The documentary uses a mixture of interviews, archival footage, hidden camera work and investigation to tell the story of a community that has been misled about the dangers of their homes, and the anger built from the devastating harms resulting from accidents at a nearby nuclear plant. From the origins of the nuclear plant, through to the ongoing court cases that continue to this day, the documentary is an in-depth account of the story, as much as it as a passionate and fiery statement.
The film is unapologetic in its condemnation of the corporations and regulatory bodies that it accuses of lying to the public over years. Producer Diane Mellen, who also stars in the film, drives much of the investigation and utilising covert methods to expose untruths fed to the public who live or are interested in living in the valley. These undercover operations do not expose any smoking guns themselves, but coupled with the meticulous extracting of jargon and clauses hidden in legal documents – they effectively paint a picture of a cover-up driven by greed and negligence. Expert testimony from activist Dan Hirsch, as well as whistle-blower revelations from former plant worker ‘Barry’ only add to the intrigue.
The documentary does stumble at points with its presentation. There are some rather jarring cutaways to metaphorical cartoons which feel out of step with the rest of the film. Repetitive music loops end up grating as well, and coupled with the cartoons and cutaways feel like an attempt to give the piece an edge which it really doesn’t require. Some prominent interviews in the film are also held over Zoom or Facetime – an unfortunately and inevitable necessity but for some, the quality of the interview is impacted by the remote hosting. One interview is held with the interviewee mid-drive, which ends up presenting as distracted and low-quality – despite interesting and important topics being discussed. The dulcet tones of guest narrator Ed Asner are also heard far too sparingly – the man could narrate paint drying and it would be entertaining.
The hour-long runtime is a strong design choice which allows the film to be concise and insightful without running into bloat or dragging. What can be achieved in 60-minutes does not need to be stretched over 90 or 120, and viewers who watch Toxic Sh!t will not come away feeling short-changed.

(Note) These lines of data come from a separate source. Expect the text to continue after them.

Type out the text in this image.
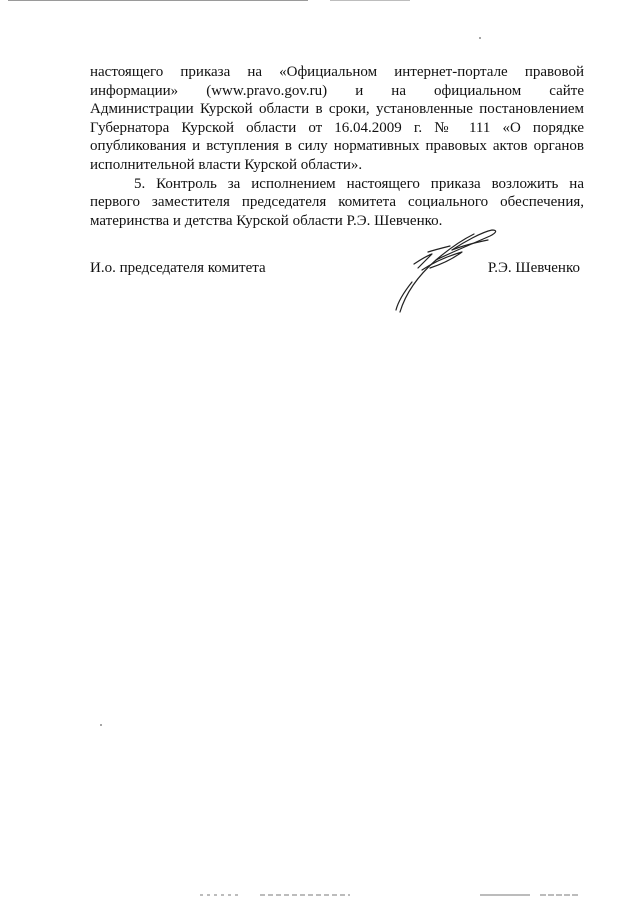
настоящего приказа на «Официальном интернет-портале правовой
информации» (www.pravo.gov.ru) и на официальном сайте
Администрации Курской области в сроки, установленные постановлением
Губернатора Курской области от 16.04.2009 г. № 111 «О порядке
опубликования и вступления в силу нормативных правовых актов органов
исполнительной власти Курской области».

5. Контроль за исполнением настоящего приказа возложить на
первого заместителя председателя комитета социального обеспечения,
материнства и детства Курской области Р.Э. Шевченко.

И.о. председателя комитета	Р.Э. Шевченко
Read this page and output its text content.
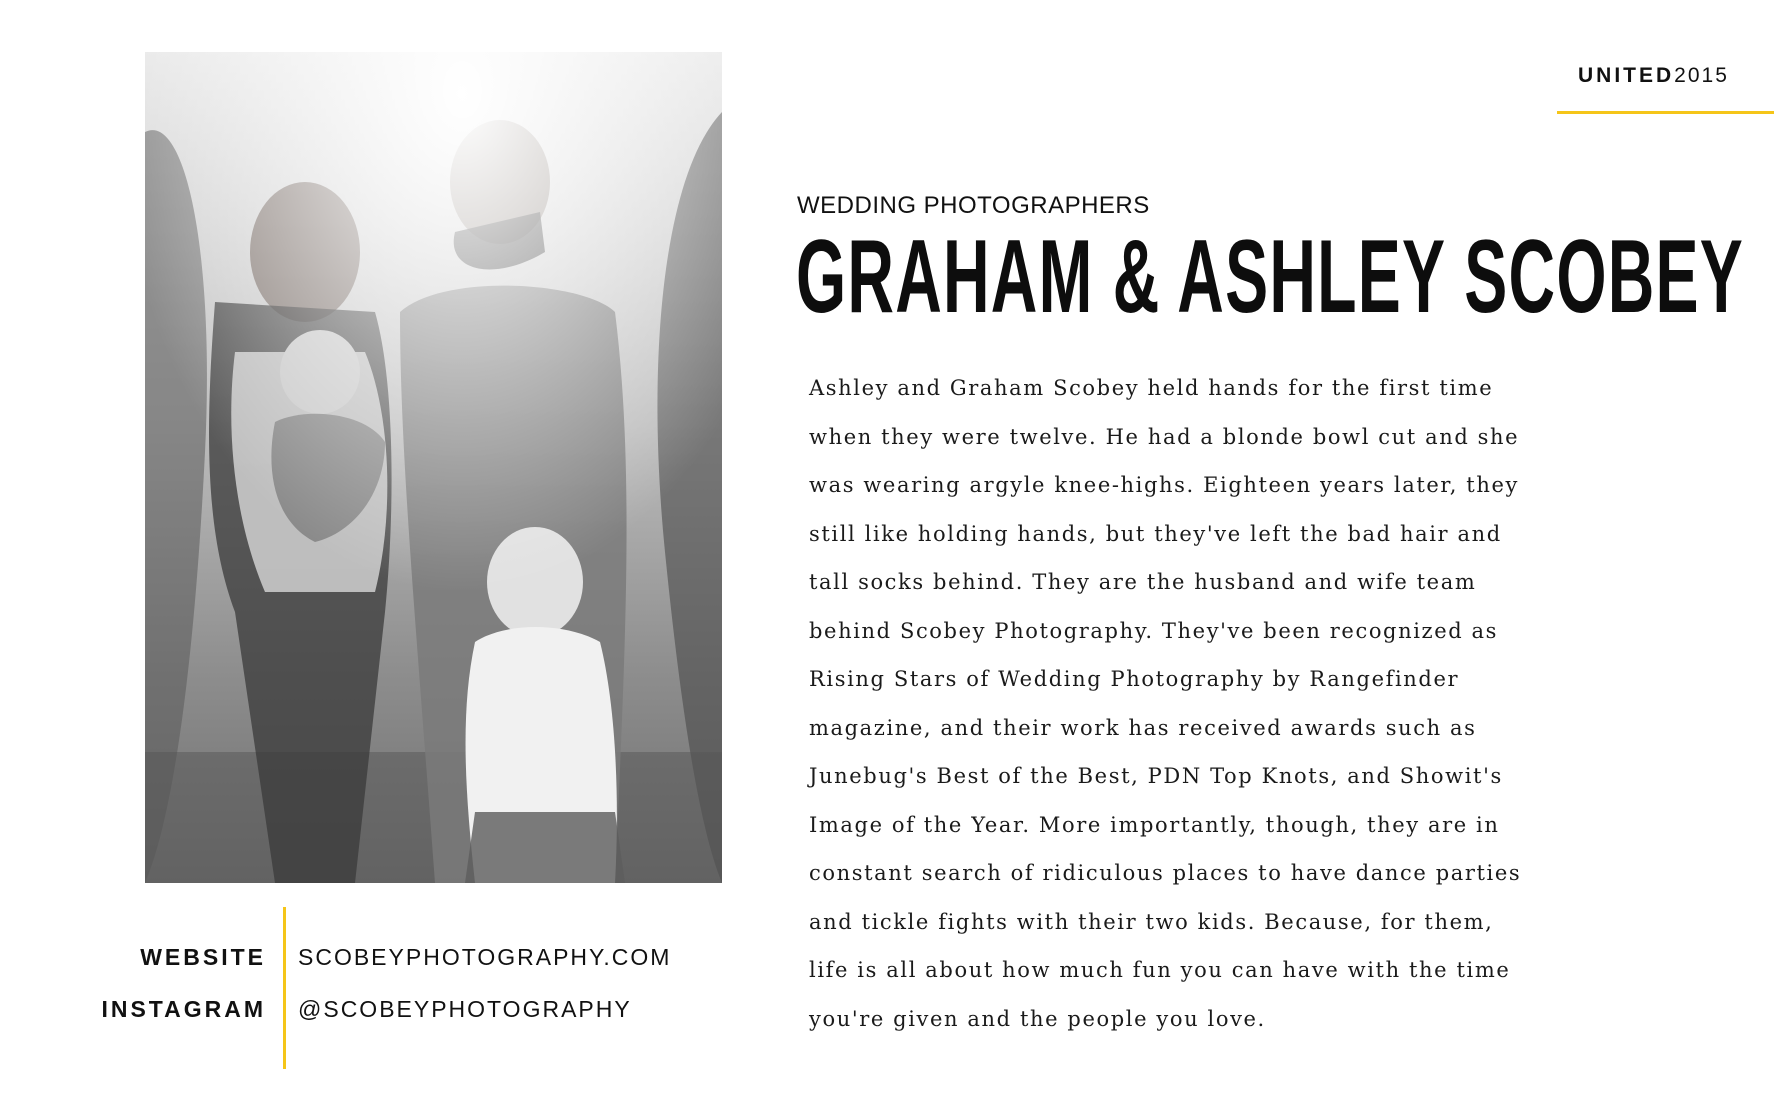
UNITED2015
WEDDING PHOTOGRAPHERS
GRAHAM & ASHLEY SCOBEY
Ashley and Graham Scobey held hands for the first time
when they were twelve. He had a blonde bowl cut and she
was wearing argyle knee-highs. Eighteen years later, they
still like holding hands, but they've left the bad hair and
tall socks behind. They are the husband and wife team
behind Scobey Photography. They've been recognized as
Rising Stars of Wedding Photography by Rangefinder
magazine, and their work has received awards such as
Junebug's Best of the Best, PDN Top Knots, and Showit's
Image of the Year. More importantly, though, they are in
constant search of ridiculous places to have dance parties
and tickle fights with their two kids. Because, for them,
life is all about how much fun you can have with the time
you're given and the people you love.
WEBSITE SCOBEYPHOTOGRAPHY.COM
INSTAGRAM @SCOBEYPHOTOGRAPHY
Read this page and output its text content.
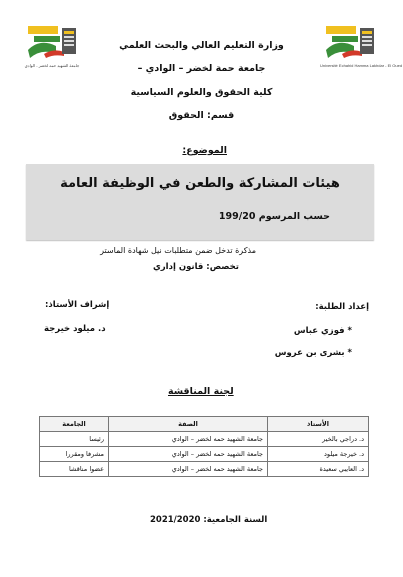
جامعة الشهيد حمه لخضر - الوادي	Université Echahid Hamma Lakhdar - El Oued
وزارة التعليم العالي والبحث العلمي
جامعة حمة لخضر – الوادي –
كلية الحقوق والعلوم السياسية
قسم: الحقوق
الموضوع:
هيئات المشاركة والطعن في الوظيفة العامة
حسب المرسوم 199/20
مذكرة تدخل ضمن متطلبات نيل شهادة الماستر
تخصص: قانون إداري
إعداد الطلبة:
* فوزي عباس
* بشرى بن عروس
إشراف الأستاذ:
د. ميلود خيرجة
لجنة المناقشة
الأستاذ	الصفة	الجامعة
د. دراجي بالخير	جامعة الشهيد حمه لخضر – الوادي	رئيسا
د. خيرجة ميلود	جامعة الشهيد حمه لخضر – الوادي	مشرفا ومقررا
د. العايبي سعيدة	جامعة الشهيد حمه لخضر – الوادي	عضوا مناقشا
السنة الجامعية: 2021/2020
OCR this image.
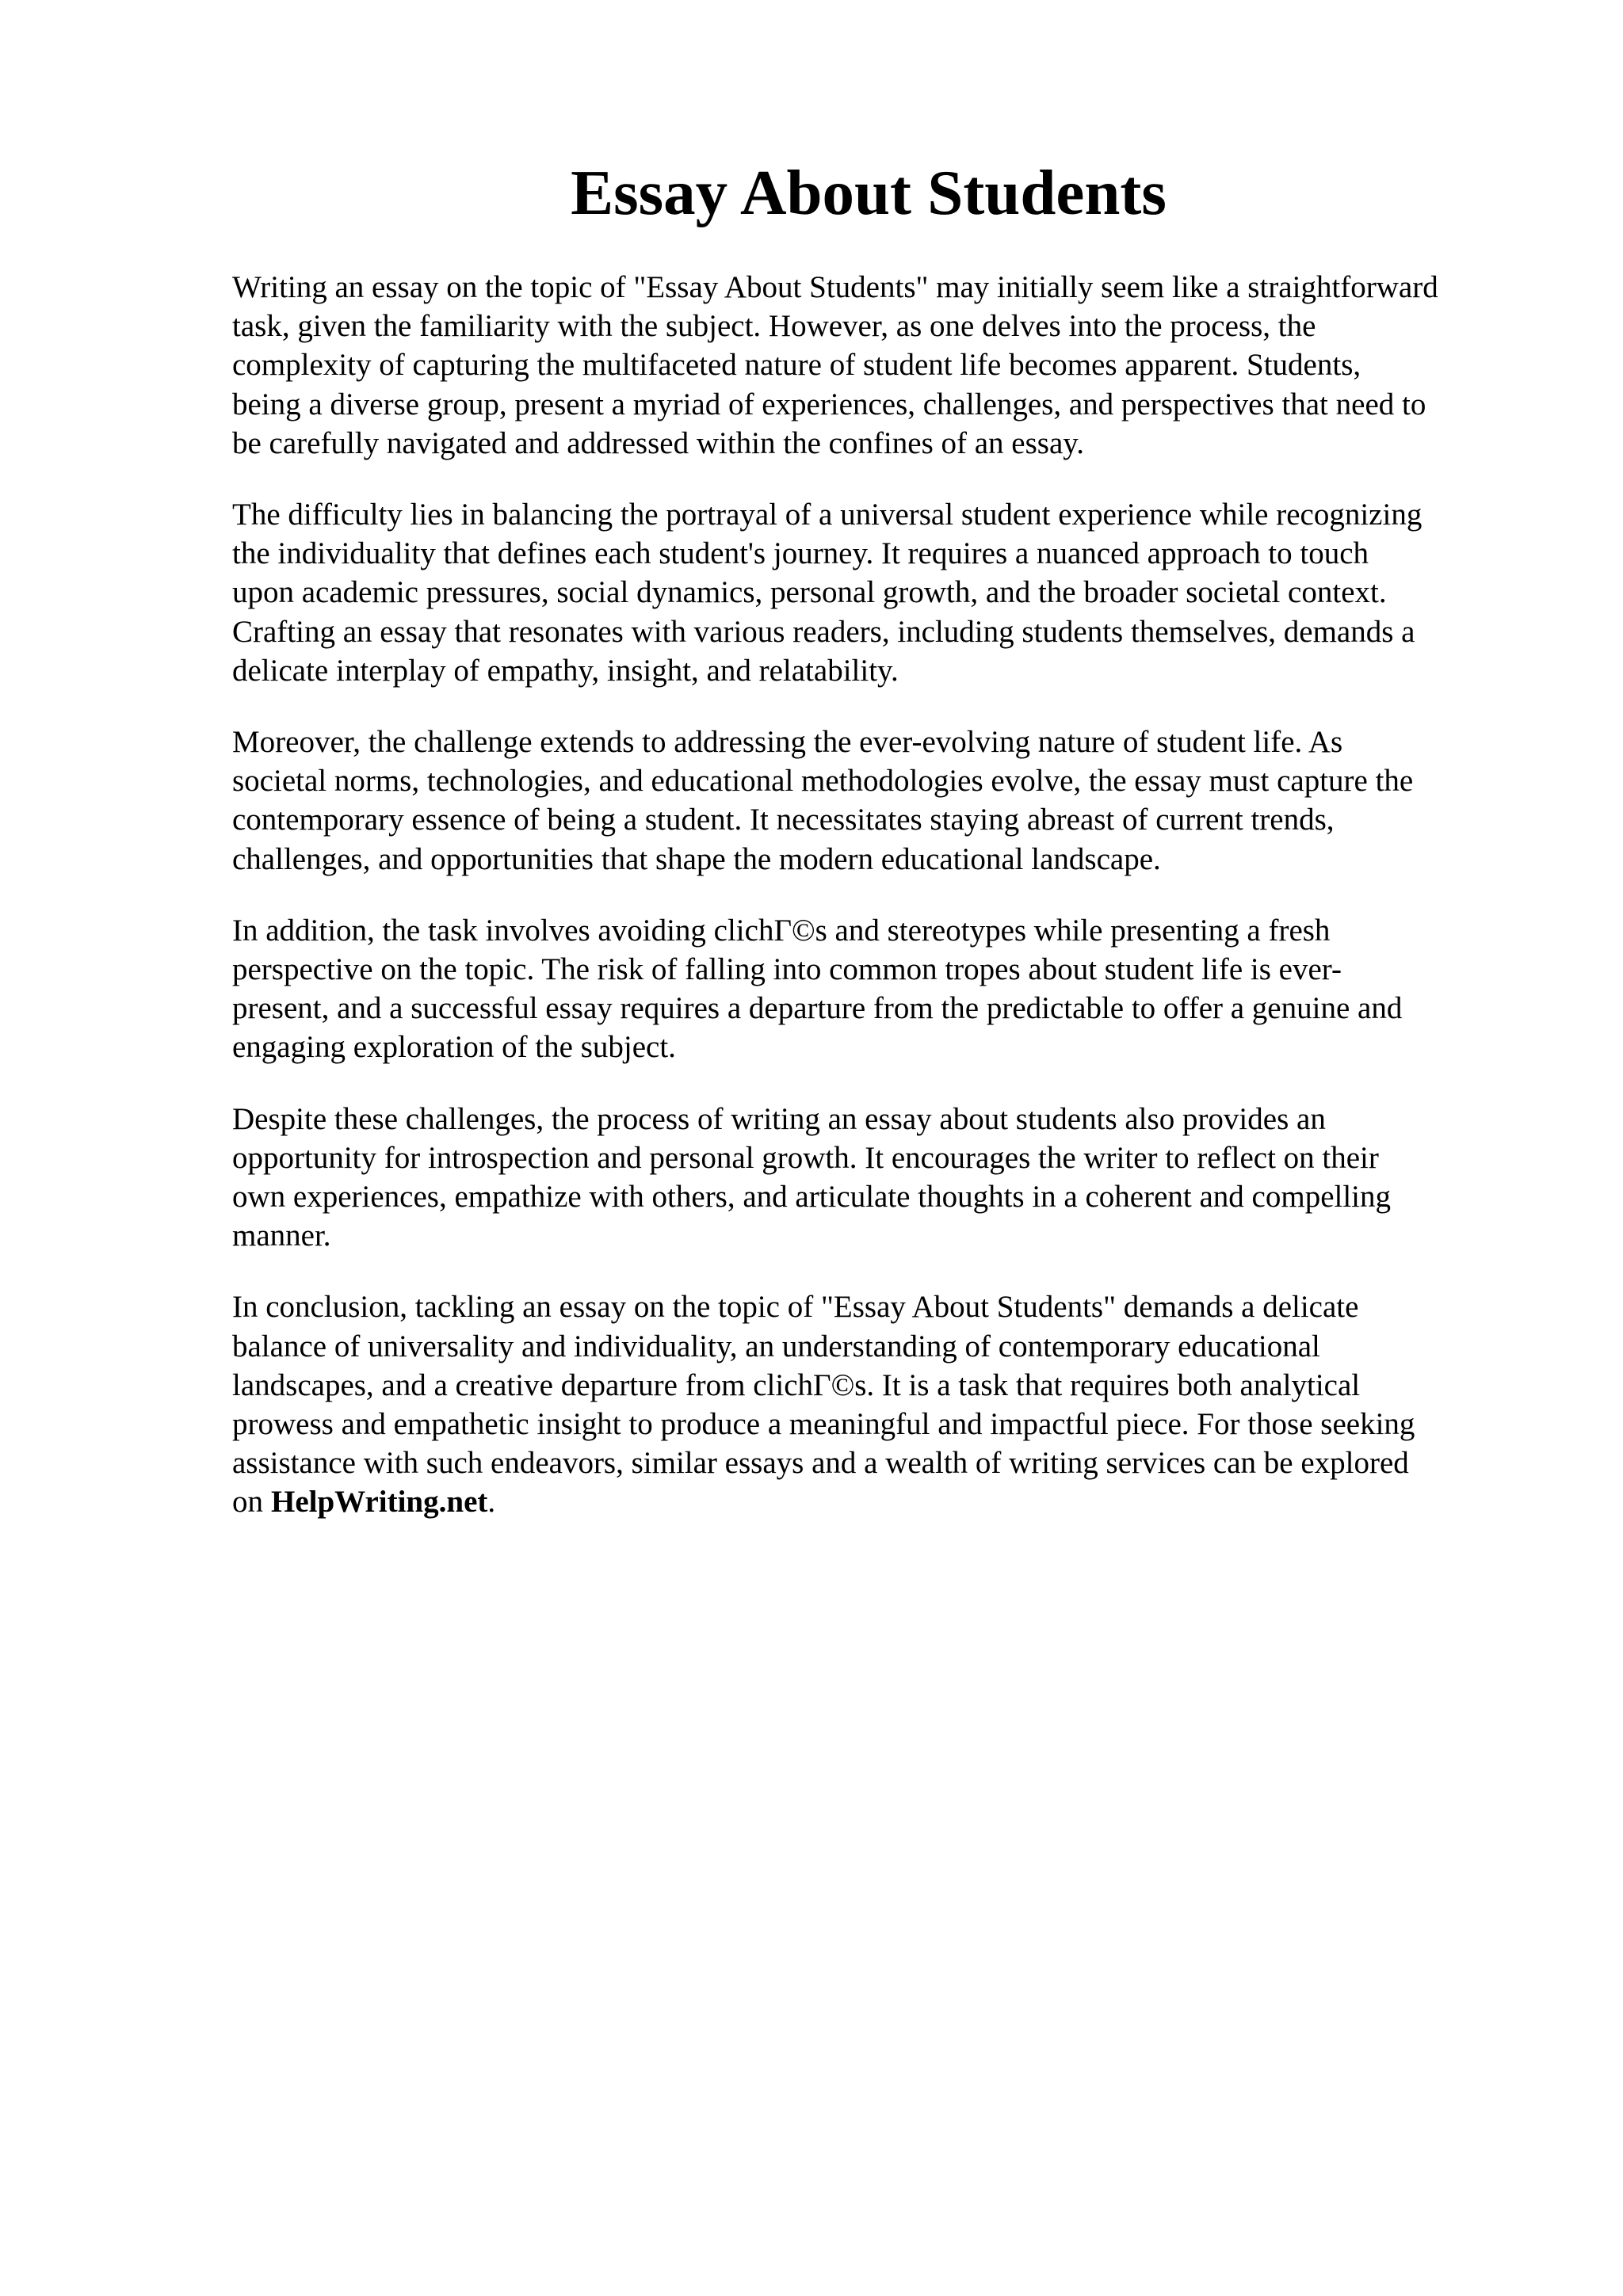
Essay About Students

Writing an essay on the topic of "Essay About Students" may initially seem like a straightforward
task, given the familiarity with the subject. However, as one delves into the process, the
complexity of capturing the multifaceted nature of student life becomes apparent. Students,
being a diverse group, present a myriad of experiences, challenges, and perspectives that need to
be carefully navigated and addressed within the confines of an essay.

The difficulty lies in balancing the portrayal of a universal student experience while recognizing
the individuality that defines each student's journey. It requires a nuanced approach to touch
upon academic pressures, social dynamics, personal growth, and the broader societal context.
Crafting an essay that resonates with various readers, including students themselves, demands a
delicate interplay of empathy, insight, and relatability.

Moreover, the challenge extends to addressing the ever-evolving nature of student life. As
societal norms, technologies, and educational methodologies evolve, the essay must capture the
contemporary essence of being a student. It necessitates staying abreast of current trends,
challenges, and opportunities that shape the modern educational landscape.

In addition, the task involves avoiding clichΓ©s and stereotypes while presenting a fresh
perspective on the topic. The risk of falling into common tropes about student life is ever-
present, and a successful essay requires a departure from the predictable to offer a genuine and
engaging exploration of the subject.

Despite these challenges, the process of writing an essay about students also provides an
opportunity for introspection and personal growth. It encourages the writer to reflect on their
own experiences, empathize with others, and articulate thoughts in a coherent and compelling
manner.

In conclusion, tackling an essay on the topic of "Essay About Students" demands a delicate
balance of universality and individuality, an understanding of contemporary educational
landscapes, and a creative departure from clichΓ©s. It is a task that requires both analytical
prowess and empathetic insight to produce a meaningful and impactful piece. For those seeking
assistance with such endeavors, similar essays and a wealth of writing services can be explored
on HelpWriting.net.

Beyond the aforementioned inclusions that clash tonally, the film manages to communicate complex and sometimes scientific information about an issue many of its audience will not be familiar with in an effective fashion. The overall coherence is sometimes lost when the film diverges from its core topic, but it always comes back around to the Valley before long. And when the harrowing stories of residents – including children – who have become sick from exposure are raised, viewers will be engrossed regardless.
The mark of a good documentary is how well it communicates its topic to those who know nothing about the subject. The damage caused in Simi Valley is unknown to most by design. But Toxic Sh!t’s efforts to get the word out are important and effective – and it will certainly leave anyone who views it aware of the scandalous activities that threaten the residents. Aware, and angry.